Cette publication s’inscrit dans une suite de textes par lesquels je discute de diverses questions qui me sont posées régulièrement lors de rencontres avec les lecteurs. Pour plus d’information sur cette série, vous pouvez consulter mon billet « mes aventures dans le monde littéraire » sur ce blogue, publié le 14 octobre 2014.
Une autre question qui me laisse perplexe, mais qui est si souvent demandé par les lecteurs.
Avons-nous vraiment la publication future du roman en tête au moment de prendre le crayon dans sa main pour sortir ce qui se camoufle dans les plis de notre cerveau ? Il s’agit d’une affaire difficile à débattre.
Le rêve est ainsi constitué qu’il nous projette dans l’avenir. Au cours des nombreux mois qu’a duré la rédaction du Pays de la Terre perdue, l’idée de partager un jour mon roman flottait en périphérie de mon cerveau. Par contre, je n’osais pas l’énoncer de vive voix tant je n’arrivais pas à y croire encore. Également, l’interrogation en comprend une autre. On publie pour partager avec un public. Du moins, c’est ce qu’on espère. La question plus précise devrait donc être : « Est-ce que j’écris pour le lecteur ? » D’ailleurs, de qui parle-t-on ? Existe-t-il vraiment un auditoire moyen, une masse d’individus qui bouquinent pour à peu près les mêmes affaires ? Je crois à la diversité et je suis d’avis qu’elle s’applique aux lecteurs.
Quand on a une idée qui nous fait triper, il est tout à fait normal de vouloir la partager. Cependant, les auteurs qui écrivent strictement pour publier sont plutôt rares. Dans la plupart des cas, penser à la publication ou au lecteur alors que se dessine l’histoire dans notre imaginaire correspond à ce vieil adage qui nous fait « placer la charrue en avant des bœufs… »
Ma réponse à la question posée est donc, sans équivoque : « Rédiger pour le lecteur ne fait aucun sens. » En ce qui me concerne, je rédige mes histoires d’abord pour me faire plaisir, parce que j’en ai besoin. Si, un jour, j’arrête de dessiner en mots des scènes de roman, je manquerai d’air et j’étoufferai.
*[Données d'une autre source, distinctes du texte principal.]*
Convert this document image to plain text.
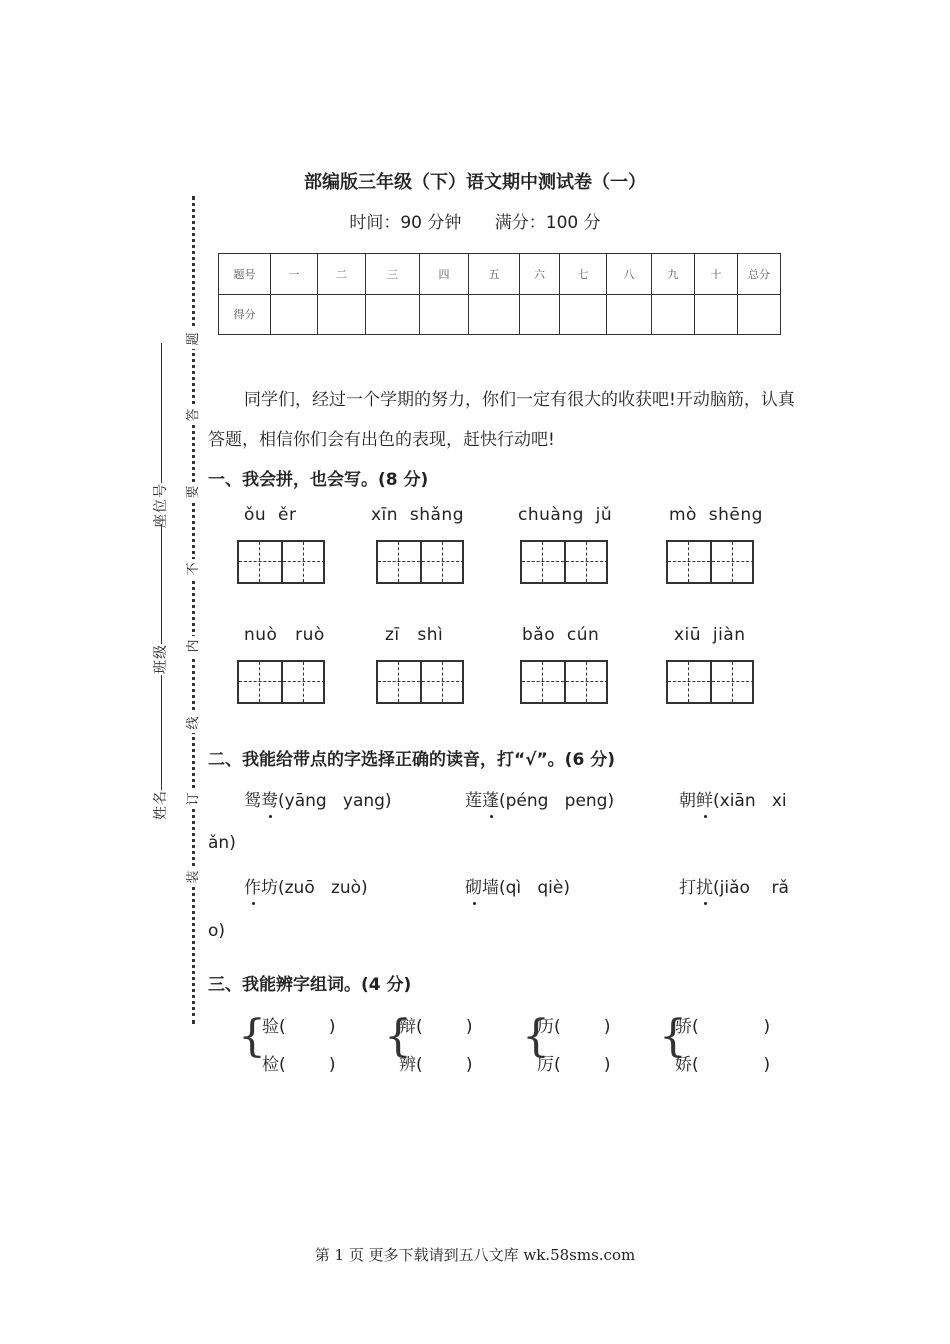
题
答
要
不
内
线
订
装
座位号
班级
姓名
部编版三年级（下）语文期中测试卷（一）
时间：90 分钟 满分：100 分
题号	一	二	三	四	五	六	七	八	九	十	总分
得分											
同学们，经过一个学期的努力，你们一定有很大的收获吧!开动脑筋，认真答题，相信你们会有出色的表现，赶快行动吧!
一、我会拼，也会写。(8 分)
ǒu  ěr	xīn  shǎng	chuàng  jǔ	mò  shēng
nuò   ruò	zī   shì	bǎo  cún	xiū  jiàn
二、我能给带点的字选择正确的读音，打“√”。(6 分)
鸳鸯(yāng   yang)	莲蓬(péng   peng)	朝鲜(xiān   xi
ǎn)
作坊(zuō   zuò)	砌墙(qì   qiè)	打扰(jiǎo    rǎ
o)
三、我能辨字组词。(4 分)
{
验(        )
检(        )
{
辩(        )
辨(        )
{
历(        )
厉(        )
{
骄(            )
娇(            )
第 1 页 更多下载请到五八文库 wk.58sms.com
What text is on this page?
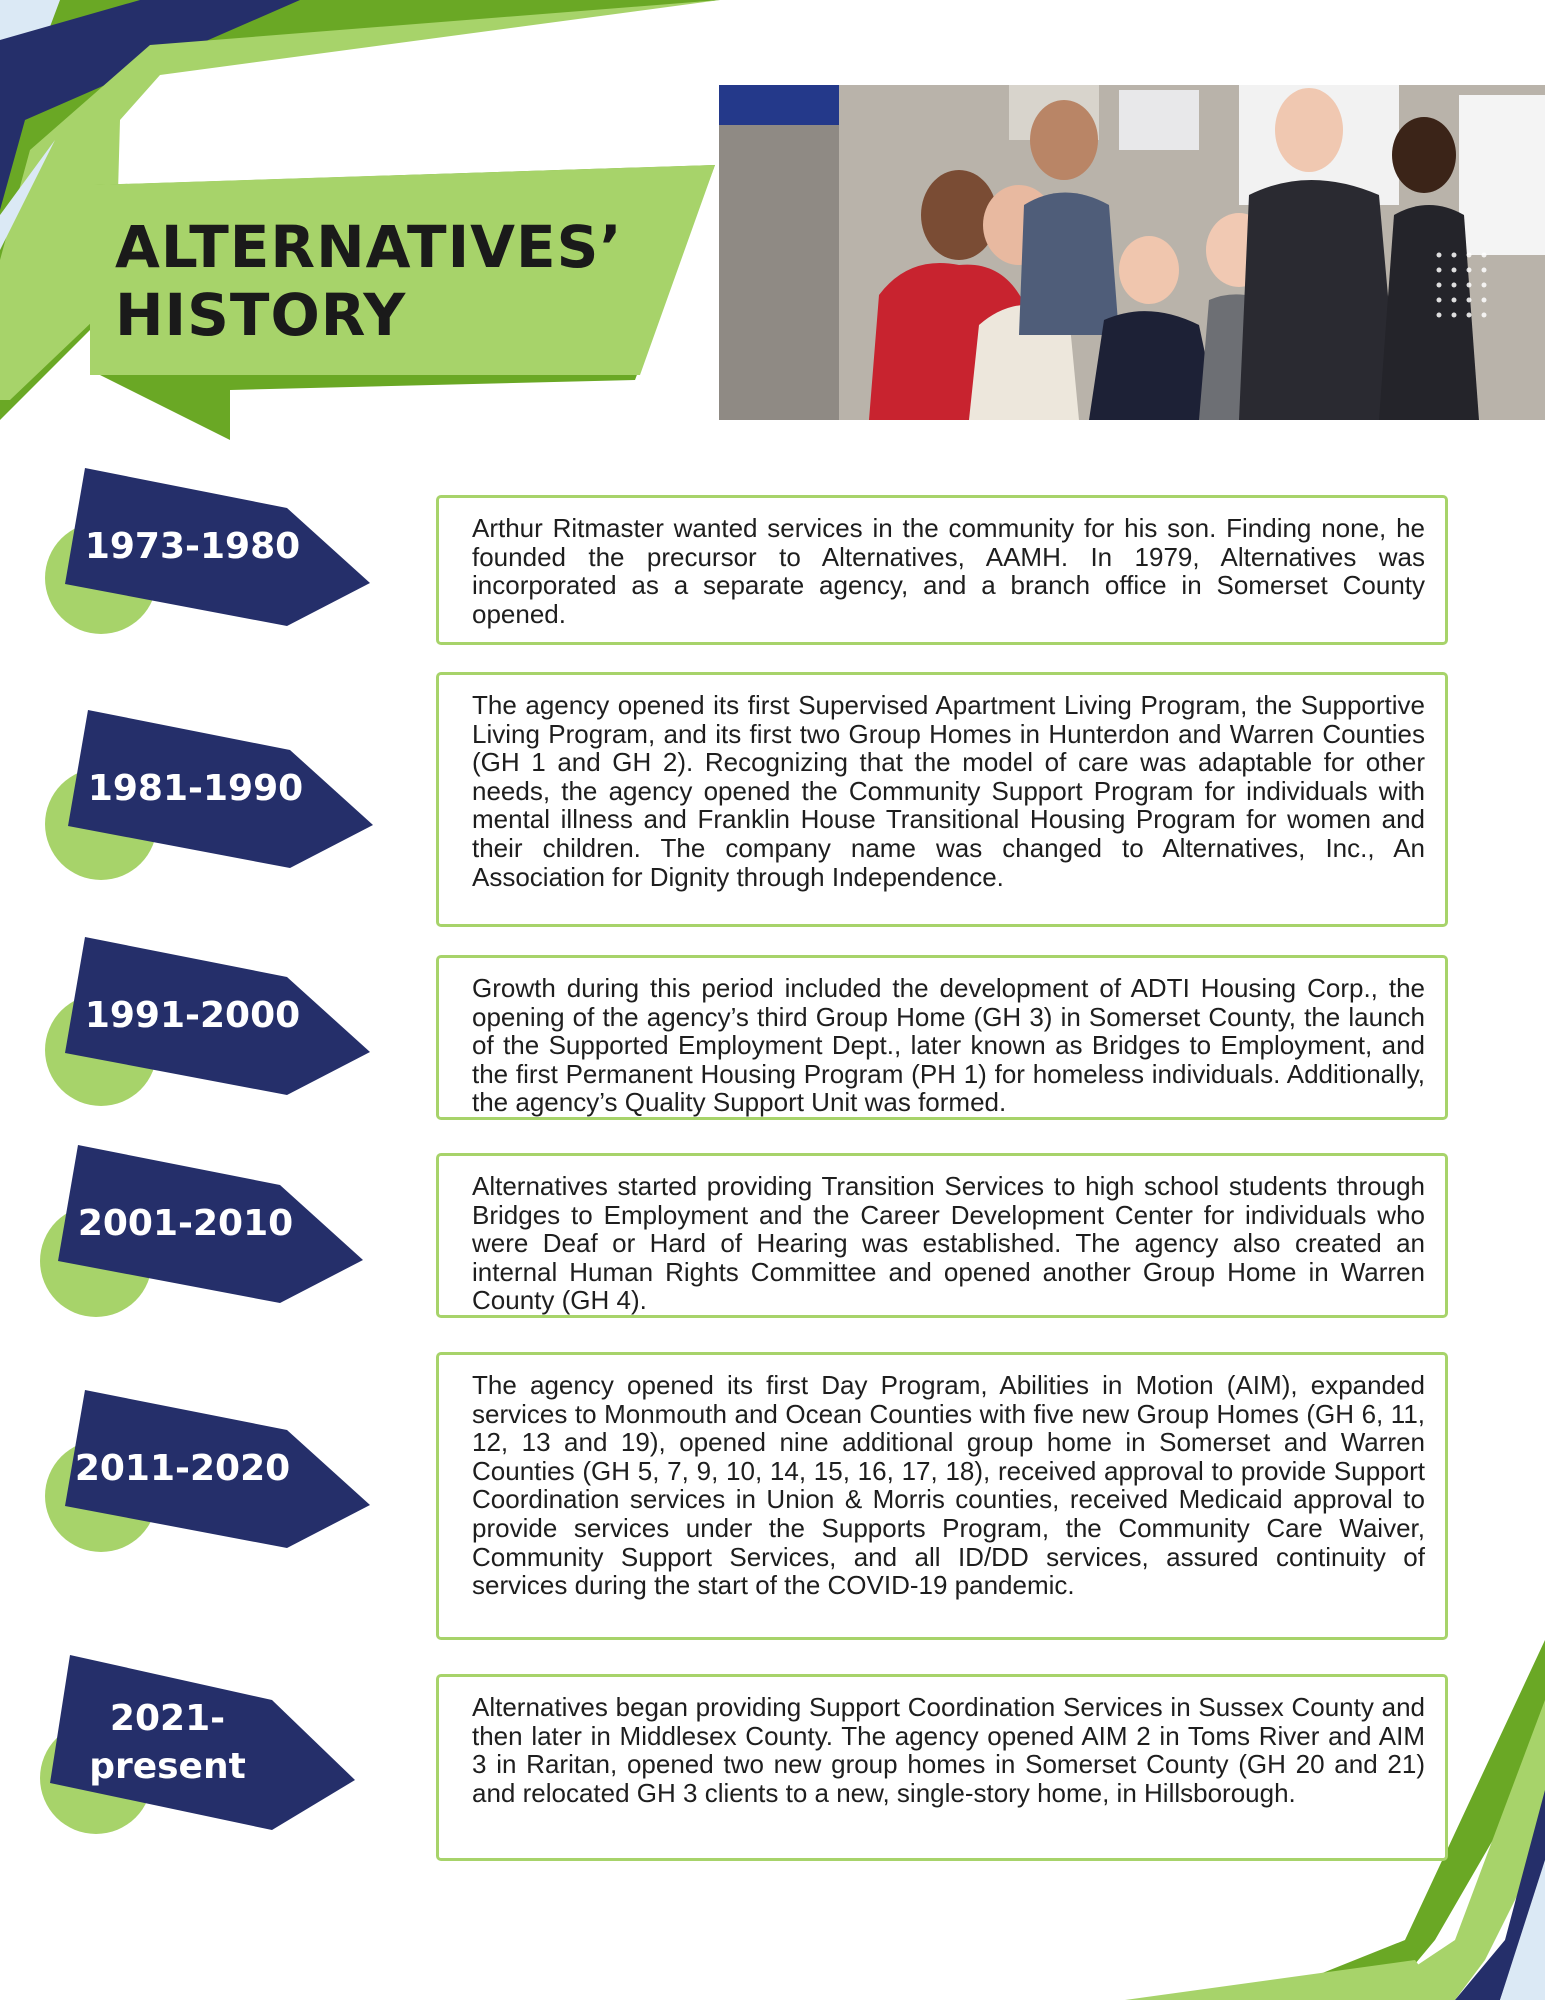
ALTERNATIVES’
HISTORY
1973-1980	Arthur Ritmaster wanted services in the community for his son. Finding none, he founded the precursor to Alternatives, AAMH. In 1979, Alternatives was incorporated as a separate agency, and a branch office in Somerset County opened.

1981-1990

The agency opened its first Supervised Apartment Living Program, the Supportive Living Program, and its first two Group Homes in Hunterdon and Warren Counties (GH 1 and GH 2). Recognizing that the model of care was adaptable for other needs, the agency opened the Community Support Program for individuals with mental illness and Franklin House Transitional Housing Program for women and their children. The company name was changed to Alternatives, Inc., An Association for Dignity through Independence.

1991-2000

Growth during this period included the development of ADTI Housing Corp., the opening of the agency’s third Group Home (GH 3) in Somerset County, the launch of the Supported Employment Dept., later known as Bridges to Employment, and the first Permanent Housing Program (PH 1) for homeless individuals. Additionally, the agency’s Quality Support Unit was formed.

2001-2010

Alternatives started providing Transition Services to high school students through Bridges to Employment and the Career Development Center for individuals who were Deaf or Hard of Hearing was established. The agency also created an internal Human Rights Committee and opened another Group Home in Warren County (GH 4).

2011-2020

The agency opened its first Day Program, Abilities in Motion (AIM), expanded services to Monmouth and Ocean Counties with five new Group Homes (GH 6, 11, 12, 13 and 19), opened nine additional group home in Somerset and Warren Counties (GH 5, 7, 9, 10, 14, 15, 16, 17, 18), received approval to provide Support Coordination services in Union & Morris counties, received Medicaid approval to provide services under the Supports Program, the Community Care Waiver, Community Support Services, and all ID/DD services, assured continuity of services during the start of the COVID-19 pandemic.

2021-
present

Alternatives began providing Support Coordination Services in Sussex County and then later in Middlesex County. The agency opened AIM 2 in Toms River and AIM 3 in Raritan, opened two new group homes in Somerset County (GH 20 and 21) and relocated GH 3 clients to a new, single-story home, in Hillsborough.
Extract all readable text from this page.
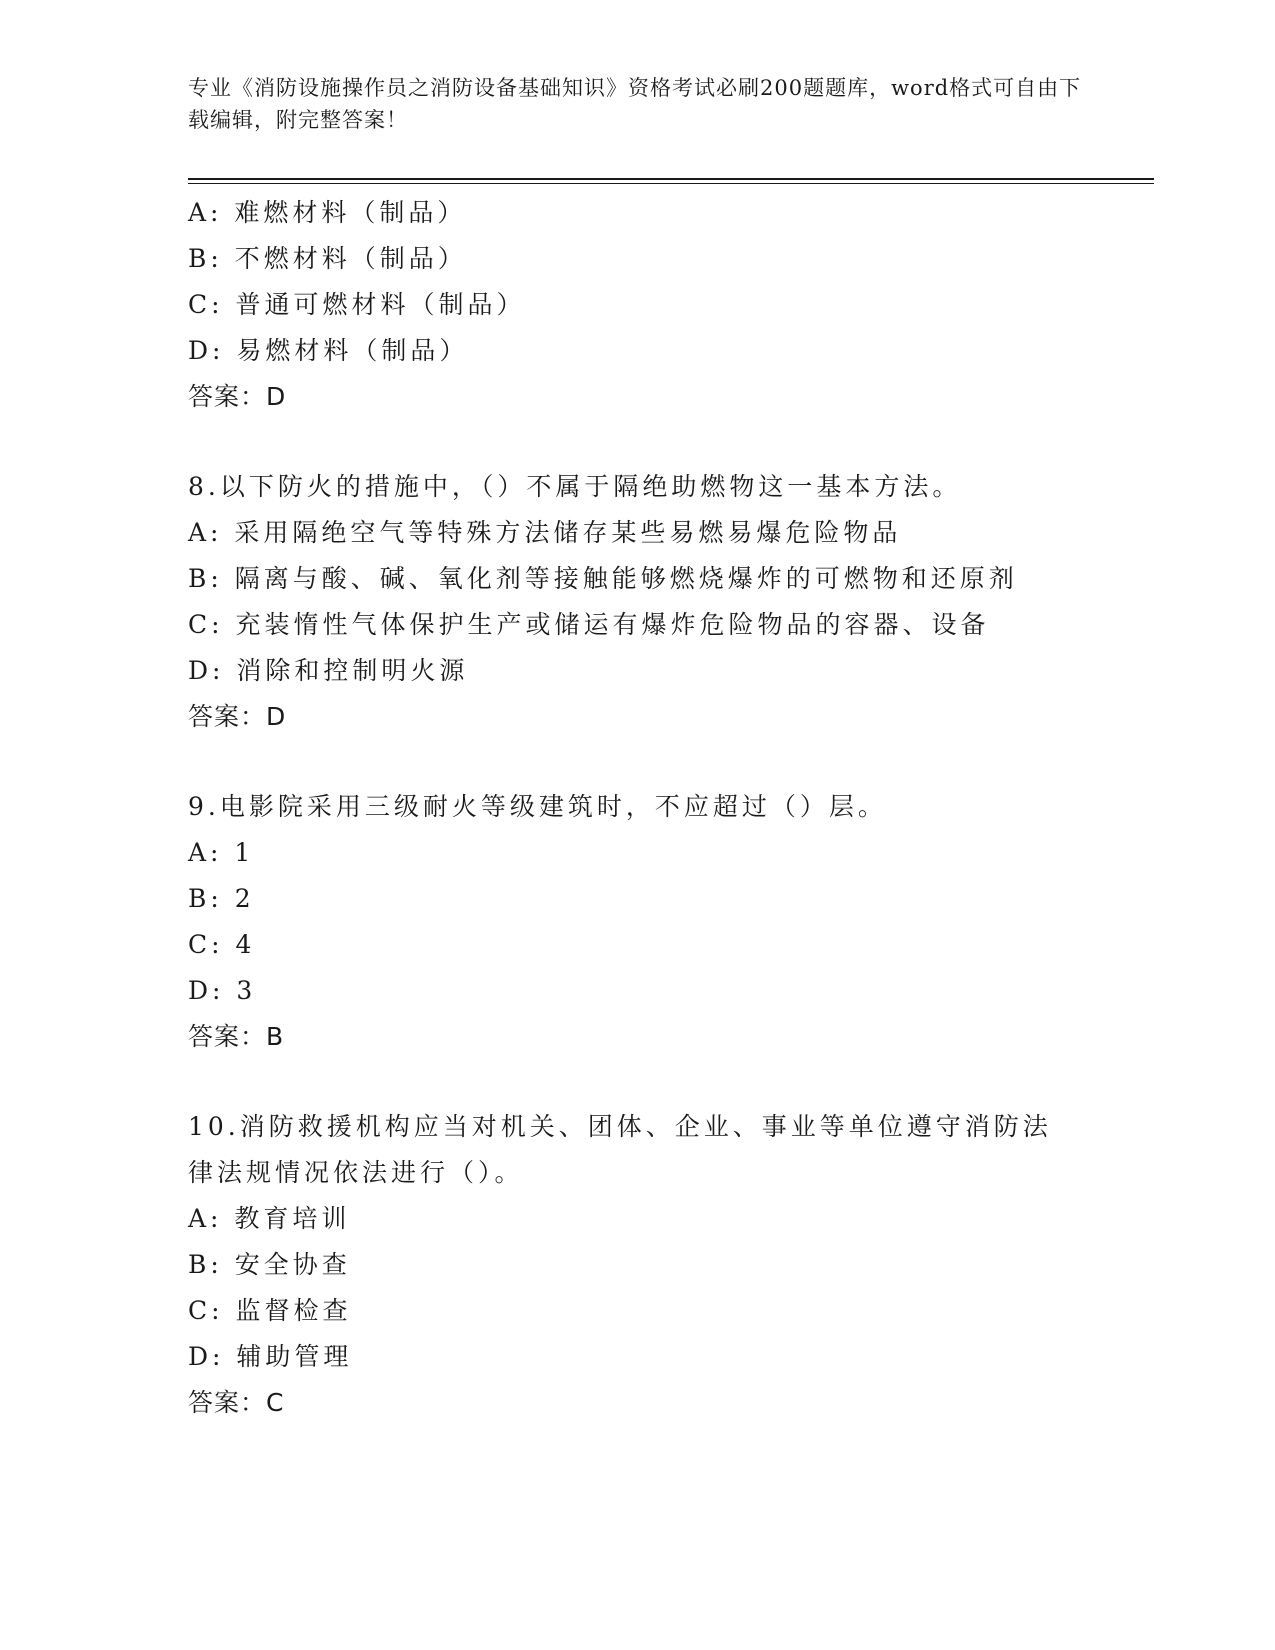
专业《消防设施操作员之消防设备基础知识》资格考试必刷200题题库，word格式可自由下载编辑，附完整答案！
A: 难燃材料（制品）
B: 不燃材料（制品）
C: 普通可燃材料（制品）
D: 易燃材料（制品）
答案：D
8.以下防火的措施中，（）不属于隔绝助燃物这一基本方法。
A: 采用隔绝空气等特殊方法储存某些易燃易爆危险物品
B: 隔离与酸、碱、氧化剂等接触能够燃烧爆炸的可燃物和还原剂
C: 充装惰性气体保护生产或储运有爆炸危险物品的容器、设备
D: 消除和控制明火源
答案：D
9.电影院采用三级耐火等级建筑时，不应超过（）层。
A: 1
B: 2
C: 4
D: 3
答案：B
10.消防救援机构应当对机关、团体、企业、事业等单位遵守消防法律法规情况依法进行（）。
A: 教育培训
B: 安全协查
C: 监督检查
D: 辅助管理
答案：C
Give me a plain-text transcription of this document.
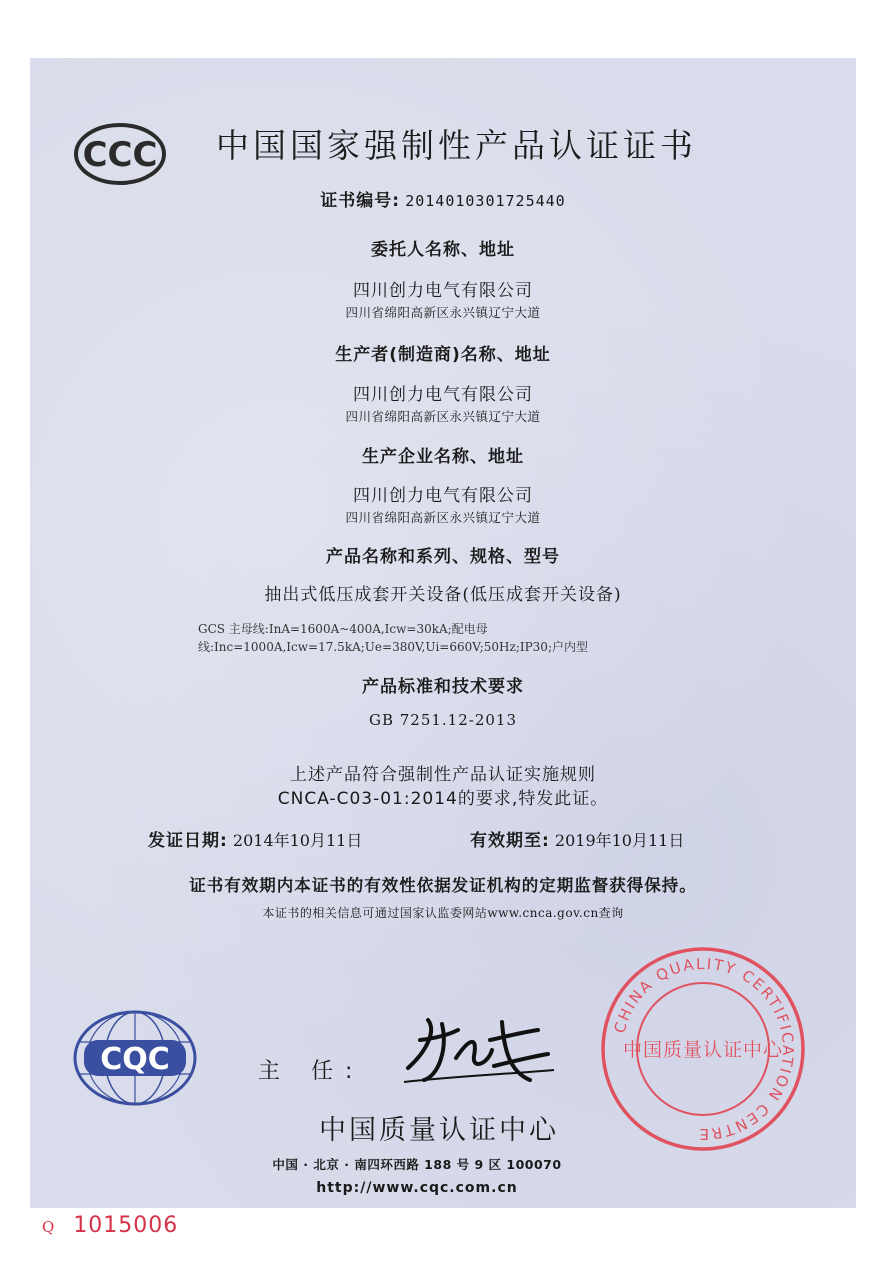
CCC 中国国家强制性产品认证证书
证书编号: 2014010301725440
委托人名称、地址
四川创力电气有限公司
四川省绵阳高新区永兴镇辽宁大道
生产者(制造商)名称、地址
四川创力电气有限公司
四川省绵阳高新区永兴镇辽宁大道
生产企业名称、地址
四川创力电气有限公司
四川省绵阳高新区永兴镇辽宁大道
产品名称和系列、规格、型号
抽出式低压成套开关设备(低压成套开关设备)
GCS 主母线:InA=1600A~400A,Icw=30kA;配电母
线:Inc=1000A,Icw=17.5kA;Ue=380V,Ui=660V;50Hz;IP30;户内型
产品标准和技术要求
GB 7251.12-2013
上述产品符合强制性产品认证实施规则
CNCA-C03-01:2014的要求,特发此证。
发证日期: 2014年10月11日	有效期至: 2019年10月11日
证书有效期内本证书的有效性依据发证机构的定期监督获得保持。
本证书的相关信息可通过国家认监委网站www.cnca.gov.cn查询
CQC	主 任:
中国质量认证中心
中国 · 北京 · 南四环西路 188 号 9 区 100070
http://www.cqc.com.cn
CHINA QUALITY CERTIFICATION CENTRE
中国质量认证中心
Q 1015006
Le mutisme deviendrait ma prison.
Écrire me demande beaucoup de temps; je travaille un texte, puis je le peaufine jusqu’à ce que j’en sois satisfaite. C’est-à-dire que l’idée de base est bien traitée et que ce que je veux énoncer est bien rendu. J’y mets mon cœur, ma tête et mon âme. Mon sang circule vivement dans mes veines et la frénésie s’empare de moi. Je vis dans ma bulle colorée et remplie de bouts de récit et je laisse libre cours à mes sens pour compléter l’ouvrage.
Je suis certaine que de m’inquiéter des goûts du lecteur placerait mon écriture à un niveau trop concret, hors de mon imaginaire. Vouloir plaire d’abord à un public très diversifié me ferait diluer mon histoire bien ficelée. Comment arriverais-je à intégrer les émotions si percutantes de mes personnages si je reste dans le réel ?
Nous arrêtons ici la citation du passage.